Garden City USD 457 Board of Education members voted to approve four classes to be taught at Garden City High School and labeled as dual credit with Garden City Community College during their regularly scheduled meeting on Monday.

One board member, Jennifer Standley, was absent, but the vote passed unanimously, without discussion. The classes, which will be offered at GCHS for college credit, are Media in a Free Society, Marketing and Accounting I and II.

The board also heard from the technology steering committee, which gave a report on the computers in the high school; students, instructors and administrators at Jennie Wilson Elementary School; Real Men Real Leaders members; and district truancy officers. Students from Jennie Wilson Elementary School led the Pledge of Allegiance, then shook each board member’s hand.

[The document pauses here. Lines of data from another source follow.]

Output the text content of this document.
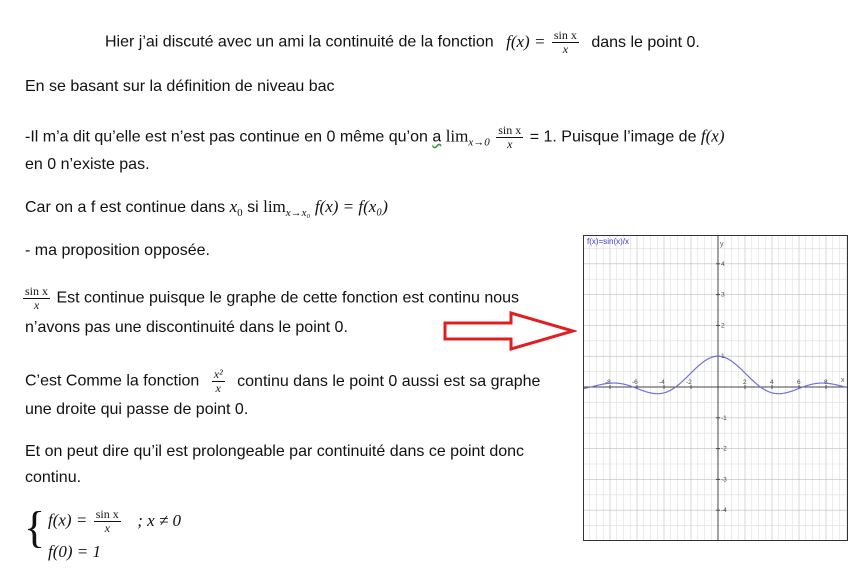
Hier j’ai discuté avec un ami la continuité de la fonction $f(x) = \frac{\text{sin x}}{x}$ dans le point 0.
En se basant sur la définition de niveau bac
-Il m’a dit qu’elle est n’est pas continue en 0 même qu’on a $\lim_{x\to 0} \frac{\text{sin x}}{x} = 1$. Puisque l’image de f(x)
en 0 n’existe pas.
Car on a f est continue dans $x_0$ si $\lim_{x\to x_0} f(x) = f(x_0)$
- ma proposition opposée.
$\frac{\text{sin x}}{x}$ Est continue puisque le graphe de cette fonction est continu nous
n’avons pas une discontinuité dans le point 0.
C’est Comme la fonction $\frac{\text{x²}}{x}$ continu dans le point 0 aussi est sa graphe
une droite qui passe de point 0.
Et on peut dire qu’il est prolongeable par continuité dans ce point donc
continu.
{ $f(x) = \frac{\text{sin x}}{x}$ ; x ≠ 0
f(0) = 1
-8	-6	-4	-2	2	4	6	8
4
3
2
1
-1
-2
-3
-4
f(x)=sin(x)/x	y
x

Melinda Stuart, the school’s principal, spoke about a new initiative to help parents know what is going on at the school. Fourth-grade students present a video called Cougar Chats, which they write and produce. The school is also offering citizenship incentives and received a $1,000 award from Dillons Food Stores.

Counselors from Garden City’s middle schools and high school spoke about career readiness. The middle school counselors explained how they meet with students, give career assessments and bring in guest speakers. The high school has a specific career counselor, Kae Lee Armstrong, who has instituted senior success nights, a new career assessment and FAFSA and scholarship events. She is in the process of developing a career shadowing and job development class. Armstrong said shadowing is up-and-coming, but there are restrictions.

“Do you think we have student buy-in?” board president Dana Nanninga asked.

“Not yet,” Armstrong said.

Three truancy officers explained truancy means unexcused/unverified absences. A new intervention, which the officers say is helping, is a 30-minute mandatory Friday afternoon detention for K-8 students. Letters are also sent out to families with truant children. These letters are in English and Spanish. Nanninga asked whether these letters were printed in other languages. The truancy officers said they would consider having the letters translated. However, if a parent with a truant child comes to the school for a visit, an interpreter is used.

Last year, 22 K-8 students were taken to court for truancy. So far this year, only three such cases are being brought to court. The truancy rates at GCHS have also decreased.

“Kids learn more when they’re there,” said superintendent Steven Karlin. “We can improve it even more.”

The next board meeting will be held at 5 p.m. Dec. 19 in the board meeting room at the Garden City Educational Support Center.